Nulis Suka-Suka

Ganti Jam Makan



Beberapa waktu lalu, sebuah acara televisi di Jepang menayangkan program khusus untuk mengenal Islam. Selama 45 menit, pembahasan difokuskan seputar akidah serta ajaran-ajaran Islam lainnya. Tentu tak ketinggalan ialah syariat puasa.
Usai menjelaskannya sedikit, pembawa acara lantas bertanya, "Kalian tahu mengapa umat Islam berpuasa?"
"Karena ada perintahnya dalam Al-Qur'an?" seorang pria menyambar.
Pembaca acara tersebut membenarkan.
"Tapi ini kan sudah diajarkan sejak lama, pasti ada tujuannya?!" sahut pria lain.
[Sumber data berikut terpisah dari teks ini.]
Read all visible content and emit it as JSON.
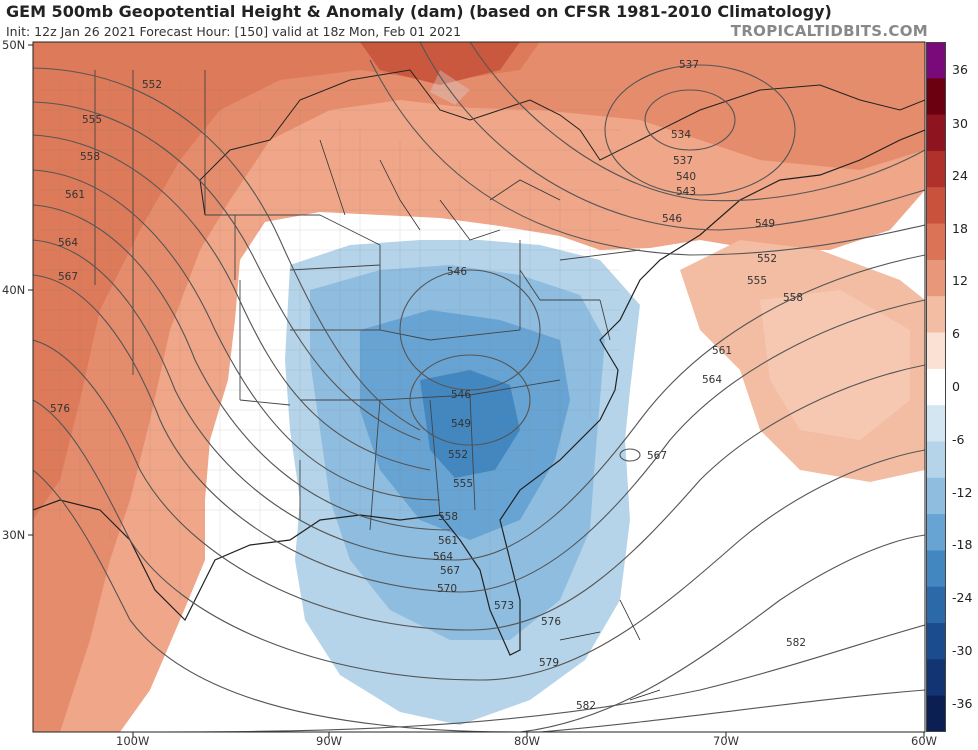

"Ya, maksud dari perintah tersebut agar si kaya, si miskin, dan yang tidak bisa makan menjadi sama derajatnya. Sehingga kita bisa tahu bagaimana perasaan orang yang tidak makan."
Duh, kalau melihat penjelasan semacam itu, saya jadi malu sendiri. Rasanya sejak TK dan SD, kami sudah hafal di luar kepala. Guru-guru kami sampai berbusa menyampaikan hikmah puasa agar umat Islam dapat merasakan pahitnya perjalanan hidup mereka yang kekurangan.
Namun kenyataannya, kami tidak sebaik itu. Kami hanya mengganti jam makan. Kami sekadar menahan lapar dan dahaga di siang hari, kemudian membalaskan dendamnya sebakda azan maghrib.
Maka jangan heran bila pengeluaran konsumtif kami justru lebih besar dibandingkan bulan biasa.
Kami berpura-pura empati. Seolah-olah peduli. Kalau bukber tiba, sifat hedon kami pun tak tahu diri. Gaza, Suriah, itu cuma berita yang numpang lewat di televisi.
Ah, semoga ini bukan kami. Hanya saya saja yang sering tidak mau mengakui. Walau kenyataan kerap berbeda dengan teori, tetaplah belajar serta berbenah diri.
Sebab sebagaimana kata Anis Matta, ajaran Islam tetaplah agung. Namun cahayanya seakan tidak berpendar hanya karena belum bertemu keindahan akhlak Muslim.